Segnala Ghisleri che la presidente del Consiglio perde tre punti della fiducia personale, la stessa cifra lasciata per strada da Fratelli d’Italia che così si allontana molto dal quel trenta per cento che dovrebbe essere il minimo sindacale per un partito al potere praticamente indisturbato (è dato al 26,5 per cento) confermando la sensazione non solo che la luna di miele sia già finita ma che tra Giorgia e il Paese qualcosa cominci a scricchiolare. 

Gli italiani insomma iniziano a mostrare un’inquietudine, anzi una iniziale delusione, per un governo che non sta risolvendo i problemi – nessun problema – e che si mostra incapace di offrire una qualunque prospettiva su qualsivoglia dossier. Avevano detto meno accise e meno sbarchi, sono aumentati le une e gli altri. Queste sono cose che si pagano. 

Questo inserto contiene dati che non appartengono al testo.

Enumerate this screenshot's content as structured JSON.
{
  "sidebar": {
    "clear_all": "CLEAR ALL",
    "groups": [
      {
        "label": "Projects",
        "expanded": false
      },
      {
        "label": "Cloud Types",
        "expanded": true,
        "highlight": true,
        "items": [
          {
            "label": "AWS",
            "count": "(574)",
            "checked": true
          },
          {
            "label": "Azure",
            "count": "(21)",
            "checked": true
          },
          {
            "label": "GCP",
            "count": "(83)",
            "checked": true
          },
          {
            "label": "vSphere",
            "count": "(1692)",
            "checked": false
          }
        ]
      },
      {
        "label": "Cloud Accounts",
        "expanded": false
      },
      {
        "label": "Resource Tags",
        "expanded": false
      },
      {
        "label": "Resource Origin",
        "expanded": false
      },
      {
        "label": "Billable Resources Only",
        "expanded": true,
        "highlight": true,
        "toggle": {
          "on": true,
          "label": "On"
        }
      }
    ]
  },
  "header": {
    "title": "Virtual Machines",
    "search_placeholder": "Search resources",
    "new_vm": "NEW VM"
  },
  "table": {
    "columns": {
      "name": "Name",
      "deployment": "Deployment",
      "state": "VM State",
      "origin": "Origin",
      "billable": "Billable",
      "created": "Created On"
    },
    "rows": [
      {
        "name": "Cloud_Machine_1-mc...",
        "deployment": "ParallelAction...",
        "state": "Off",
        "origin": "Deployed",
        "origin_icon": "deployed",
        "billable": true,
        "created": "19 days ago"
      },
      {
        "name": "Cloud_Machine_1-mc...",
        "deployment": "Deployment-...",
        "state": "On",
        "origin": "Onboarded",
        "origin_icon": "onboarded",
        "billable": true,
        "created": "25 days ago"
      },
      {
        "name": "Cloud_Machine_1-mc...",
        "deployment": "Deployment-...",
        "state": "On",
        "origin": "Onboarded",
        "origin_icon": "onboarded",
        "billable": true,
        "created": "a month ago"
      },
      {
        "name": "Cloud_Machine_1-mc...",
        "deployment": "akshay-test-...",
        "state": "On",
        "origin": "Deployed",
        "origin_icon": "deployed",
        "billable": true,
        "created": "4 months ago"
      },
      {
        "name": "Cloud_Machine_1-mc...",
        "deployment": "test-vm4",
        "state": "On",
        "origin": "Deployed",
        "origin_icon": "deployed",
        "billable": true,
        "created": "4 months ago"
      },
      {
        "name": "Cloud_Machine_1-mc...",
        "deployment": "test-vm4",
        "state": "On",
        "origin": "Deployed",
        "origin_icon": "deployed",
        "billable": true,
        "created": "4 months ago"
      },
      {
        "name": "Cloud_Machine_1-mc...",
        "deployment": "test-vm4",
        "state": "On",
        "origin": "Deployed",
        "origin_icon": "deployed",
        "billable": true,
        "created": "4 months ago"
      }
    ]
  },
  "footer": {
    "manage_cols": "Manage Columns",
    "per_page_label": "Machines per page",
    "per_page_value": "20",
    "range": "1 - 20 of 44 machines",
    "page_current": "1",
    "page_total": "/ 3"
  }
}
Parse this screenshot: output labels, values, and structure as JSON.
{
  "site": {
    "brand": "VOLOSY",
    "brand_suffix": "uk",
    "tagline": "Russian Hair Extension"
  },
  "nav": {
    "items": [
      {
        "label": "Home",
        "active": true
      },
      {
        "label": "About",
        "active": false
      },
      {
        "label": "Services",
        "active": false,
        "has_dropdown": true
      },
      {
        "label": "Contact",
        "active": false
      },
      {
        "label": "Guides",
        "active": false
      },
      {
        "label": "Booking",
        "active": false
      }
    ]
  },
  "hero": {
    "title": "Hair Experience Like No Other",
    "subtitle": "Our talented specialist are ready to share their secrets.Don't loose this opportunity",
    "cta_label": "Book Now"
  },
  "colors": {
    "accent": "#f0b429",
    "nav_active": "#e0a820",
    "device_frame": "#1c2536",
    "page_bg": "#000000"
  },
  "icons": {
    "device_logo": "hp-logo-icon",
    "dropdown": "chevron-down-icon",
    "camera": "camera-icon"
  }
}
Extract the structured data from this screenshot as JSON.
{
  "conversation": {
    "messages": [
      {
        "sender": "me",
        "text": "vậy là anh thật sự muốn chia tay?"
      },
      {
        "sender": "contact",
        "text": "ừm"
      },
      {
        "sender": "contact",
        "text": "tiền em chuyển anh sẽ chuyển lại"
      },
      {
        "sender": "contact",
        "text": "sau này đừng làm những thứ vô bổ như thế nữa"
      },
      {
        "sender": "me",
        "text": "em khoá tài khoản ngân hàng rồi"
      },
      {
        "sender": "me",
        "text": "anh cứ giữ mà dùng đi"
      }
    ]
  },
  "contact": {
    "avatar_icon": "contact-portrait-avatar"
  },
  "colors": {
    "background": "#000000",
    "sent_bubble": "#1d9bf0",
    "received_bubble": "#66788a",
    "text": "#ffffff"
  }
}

Gli industriali e i banchieri riuniti a Cernobbio, gente che sa benissimo che non ci sono alternative a questo governo (forse Elly Schlein doveva andarci, anche approfittando della diserzione di Meloni, anziché videocollegarsi e tenere un discorso un po’ più forte di quello svolto), nel segreto di un sondaggio non hanno certo manifestato un grande entusiasmo: alla fine hanno promosso il governo con una sufficienza risicata – altro che luna di miele – peraltro bocciando severamente la misura sulla tassazione degli extraprofitti delle banche, ma questo ci sta, fornendo così plasticamente il senso di un qualche scetticismo: ed è un pezzo importante della classe dirigente, quella che dovrebbe avere fiducia e investire. 

Infine, il sondaggio di Tecnè-Dire segnala che la fiducia nel governo cala e sono più quelli che non ne hanno rispetto a quelli che ne hanno: il 49.6 per cento delle italiane e degli italiani dichiara di non aver fiducia nel governo Meloni, il 42.8 per cento invece dice di averne. Il 7.6 per cento non sa rispondere.Non siamo (ancora) alla débâcle ma in una condizione già di stanchezza dell’elettorato per un esecutivo che dopo quasi un anno si presenta a mani vuote, e nulla si scorge all’orizzonte. 

Tutto questo Giorgia Meloni, per quanto possa scappare appena può, per quanto viva un condizione materiale abbastanza dorata, lo sa, lo percepisce. Forse intuisce in un angolo del suo cervello che per molti lei è il problema e non la soluzione e che la narrazione secondo la quale la presidente del Consiglio è brava e gli altri no non incanta più nessuno, e ovviamente Matteo Salvini ne gode e vedrete come giocherà su questi primi lividi di Giorgia. 

Mercoledì c’è una riunione di maggioranza nella quale la presidente del Consiglio potrebbe richiamare all’ordine ed esigere un cambio di passo ma è evidente che sta soprattutto a lei imprimerlo e forse dovrebbe reclamare un po’ di chiarezza al capo della Lega e anche al vacuo Antonio Tajani che non si capisce mai da che parte stia mentre l’inane Giancarlo Giorgetti si limita a dire  di no a tutte le richieste dei ministri, anche al suo capo leghista sulla questione delle pensioni: ma così sono capaci tutti a fare il ministro dell’economia. 

Qualche genio della comunicazione deve aver consigliato a Meloni di andare a Monza dove la Ferrari partiva in pole position sperando che la sua presenza coincidesse con un vittoria della “rossa” di Maranello, lei è andata ma la Ferrari non ha vinto esattamente come la sua personale macchina del consenso che sta rallentando. «Dobbiamo correre di più», ha detto in un lampo di onestà. Tra non molto tempo probabilmente vedremo una qualche forma di pit stop, un cambio di gomme – leggi, rimpasto – perché si renderanno conto che troppi ministri sono scarsi e che così proprio non va, altro che pole position. Se ci fosse una opposizione seria la partita politica sarebbe già riaperta.